I felt the topics you learn in MSE really prepare you for a high tech career.
We chatted with Chandler to learn more about his experiences at the University of Maryland, and find out what he's doing today.
Why did you choose to study at the University of Maryland?
A major reason I chose to study at UMD was a phone call I received from Professor [Ichiro] Takeuchi. He explained the [Materials Science and Engineering] program to me, the opportunities it offered, the department size, etc. He really sparked my interest, because I saw MatSci as a good mix between physics and chemistry. Another major reason was the campus. It's gorgeous and it has a the feel of a small campus while being a big school.
Why did you decide to major in Materials Science and Engineering?
Basically I thought it sounded cool. I didn't want to build cars or design airplanes, and I felt the topics you learn in MSE really prepare you for a high tech career. I also really liked atomic physics, and saw a lot of great classes in that area in the MSE curriculum (solid state physics, atomic thermo, and kinetics to name a few). The department size was very personal, so I got to know all of my teachers and classmates very well.
What was the best thing about majoring in MSE, or your favorite "MSE experience"?
The class size. Most of my in-major classes were under 10 people. Classes were extremely interactive and very personal. It was a great way to learn. Another fun part was the group study sessions we had in the lounge! Everyone really came together to help each other out.
What was your favorite class, and why?
It's a toss-up. Solid State Physics with Professor [Ichiro] Takeuchi was a favorite because he's such a great teacher, and he made extremely difficult topics (k-space, for example) easy to understand. My notes still read like a textbook to this day.
My other favorite was Semiconductor Processing with [Professor Gary] Rubloff. It was very informative, and we touched on the latest processing in the industry so I was very prepared for my job. Working in the semiconductor industry now, that class gave me a leg up on a lot of other candidates coming in. I was already familiar with a lot of the process flow in a fab lab, and it has helped tremendously. Plus, it was a fun class.
Were you involved in research, internships, conferences, or other activities while a student?
I worked with [Professor Luz] Martinez-Miranda on the self-alignment of the biomimetic AlFeOOH. We prepared samples and ran experiments, and modeled the behavior under a magnetic field. It was my first real lab work. I was also lucky enough to attend two MSE conferences: one in Charlotte and another in San Francisco.
I was in the Materials Engineering Society [MatES] through graduation. I was also the president of my fraternity, Phi Kappa Tau, and was in the Order of Omega, the Greek honor society. I participated in the Arts Scholars program freshmen and sophomore year and was in the ski and snowboard club through college.
What do you recommend students do or get involved in to have the best experience here?
MatES is a great way to get involved with your department and your classmates—they are your best resource for learning. If you find any clubs or organizations interesting, just stop by and see what they're about. Participating in those expands your group of friends and opens you up to new activities. Lastly, getting involved in the Greek system is a great way to meet new friends and get great leadership experience, which is an asset to take into your career.

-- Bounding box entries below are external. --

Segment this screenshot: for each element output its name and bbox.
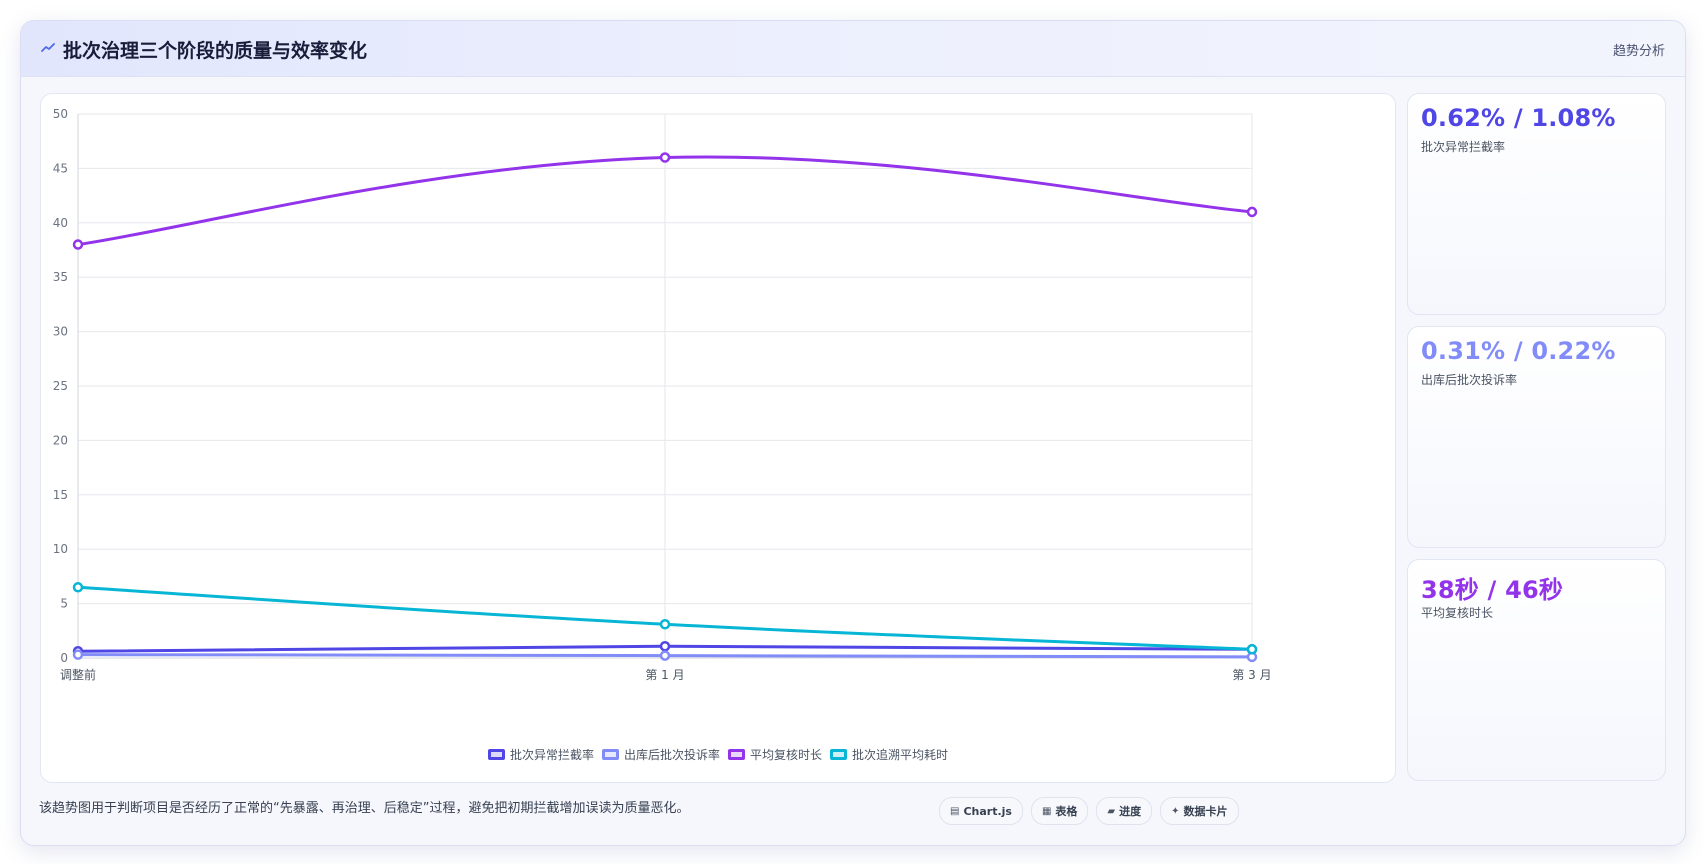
- y-tick-label: 10: [53, 542, 68, 556]
- legend-swatch: [601, 748, 619, 760]
- stat-label: 平均复核时长: [1421, 606, 1494, 620]
- y-tick-label: 20: [53, 433, 68, 447]
- legend-label: 平均复核时长: [750, 747, 823, 762]
- y-tick-label: 45: [53, 161, 68, 175]
- stat-label: 批次异常拦截率: [1421, 140, 1506, 154]
- stat-card-intercept: 0.62% / 1.08% 批次异常拦截率: [1407, 93, 1666, 315]
- y-tick-label: 50: [53, 107, 68, 121]
- data-card-icon: ✦: [1171, 805, 1180, 817]
- card-header: 批次治理三个阶段的质量与效率变化 趋势分析: [21, 21, 1685, 77]
- legend-swatch: [487, 748, 505, 760]
- data-point: [659, 640, 671, 652]
- stat-column: 0.62% / 1.08% 批次异常拦截率 0.31% / 0.22% 出库后批…: [1407, 93, 1666, 781]
- y-tick-label: 25: [53, 379, 68, 393]
- data-point: [72, 649, 84, 660]
- trend-card: 批次治理三个阶段的质量与效率变化 趋势分析 0 5 10 15 20 25 30 35 40 45…: [20, 20, 1686, 846]
- y-tick-label: 15: [53, 488, 68, 502]
- table-icon: ▦: [1041, 805, 1052, 817]
- stat-card-complaint: 0.31% / 0.22% 出库后批次投诉率: [1407, 326, 1666, 548]
- legend-item[interactable]: 平均复核时长: [728, 746, 822, 763]
- chart-icon: ▤: [950, 805, 960, 817]
- line-chart: 0 5 10 15 20 25 30 35 40 45 50 调整前 第 1 月 第 3 月: [53, 107, 1272, 682]
- chip-label: 进度: [1119, 805, 1142, 818]
- legend-item[interactable]: 出库后批次投诉率: [601, 746, 720, 763]
- chip-label: 数据卡片: [1183, 805, 1228, 818]
- x-tick-label: 调整前: [60, 667, 96, 682]
- data-point: [72, 582, 84, 593]
- data-point: [659, 619, 671, 630]
- stat-value: 0.62% / 1.08%: [1421, 104, 1616, 132]
- footer-note: 该趋势图用于判断项目是否经历了正常的“先暴露、再治理、后稳定”过程，避免把初期拦…: [39, 801, 690, 816]
- legend-swatch: [830, 748, 848, 760]
- y-tick-label: 30: [53, 325, 68, 339]
- x-tick-label: 第 1 月: [645, 668, 684, 682]
- legend-label: 出库后批次投诉率: [623, 747, 720, 762]
- chip-chartjs[interactable]: ▤ Chart.js: [939, 797, 1023, 825]
- card-title: 批次治理三个阶段的质量与效率变化: [63, 40, 368, 62]
- data-point: [659, 152, 671, 163]
- data-point: [1246, 644, 1258, 655]
- data-point: [72, 239, 84, 250]
- chip-label: 表格: [1055, 805, 1078, 818]
- trend-icon: [41, 43, 55, 52]
- chip-label: Chart.js: [963, 804, 1012, 818]
- progress-icon: ▰: [1107, 805, 1116, 817]
- chart-legend: 批次异常拦截率 出库后批次投诉率 平均复核时长 批次追溯平均耗时: [41, 745, 1395, 763]
- chip-progress[interactable]: ▰ 进度: [1096, 797, 1153, 825]
- legend-item[interactable]: 批次异常拦截率: [487, 746, 594, 763]
- y-tick-label: 5: [60, 597, 68, 611]
- y-tick-label: 0: [60, 651, 68, 665]
- legend-label: 批次异常拦截率: [509, 747, 594, 762]
- header-tag: 趋势分析: [1612, 44, 1665, 59]
- chip-table[interactable]: ▦ 表格: [1030, 797, 1089, 825]
- stat-value: 38秒 / 46秒: [1421, 576, 1564, 604]
- x-tick-label: 第 3 月: [1232, 668, 1271, 682]
- stat-label: 出库后批次投诉率: [1421, 373, 1518, 387]
- y-tick-label: 35: [53, 270, 68, 284]
- chip-data-card[interactable]: ✦ 数据卡片: [1160, 797, 1239, 825]
- y-tick-label: 40: [53, 216, 68, 230]
- chip-row: ▤ Chart.js ▦ 表格 ▰ 进度 ✦ 数据卡片: [939, 797, 1239, 825]
- stat-value: 0.31% / 0.22%: [1421, 337, 1616, 365]
- chart-panel: 0 5 10 15 20 25 30 35 40 45 50 调整前 第 1 月 第 3 月 批次异常拦截…: [40, 93, 1396, 783]
- data-point: [1246, 206, 1258, 218]
- data-point: [659, 650, 671, 661]
- stat-card-review-time: 38秒 / 46秒 平均复核时长: [1407, 559, 1666, 781]
- legend-swatch: [728, 748, 745, 760]
- legend-label: 批次追溯平均耗时: [852, 747, 949, 762]
- legend-item[interactable]: 批次追溯平均耗时: [830, 746, 948, 763]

What have you been doing since you graduated? How have your engineering skills helped in your job or in other activities that you have been involved with since leaving Maryland?
Currently I work for Micron Technology, Inc., in Manassas, Virginia. We are one of the largest DRAM and FLASH memory producers in the world. I work in the Wet Process Department, which is essentially responsible for all wet cleans, wet etching, plasma stripping of resist, and copper electroplating. I started off as a shift engineer out of college, then became the shift lead. Now, I am the Lead of Leads, and coordinate shift operations for the department. The engineering skills I learned at Maryland have helped in a number of ways, most notably in critical thinking, design of experiments, and systematic analysis of problems, which play a major part in my day-to-day activities. Every day we are troubleshooting a new issue, and we have to collect, analyze and act on a wide range of data to make critical operational decisions. Of course, the understanding of chemistry and physics is a big help. Also, the semiconductor processing class gave me a very good knowledge base coming in to this industry.
Outside of work, I currently am the Chapter Advisor for Phi Kappa Tau at UMD, and am very active with the alumni in the area in setting up philanthropy events and fundraisers with the chapter. I currently live in Courthouse, in Arlington, Virginia.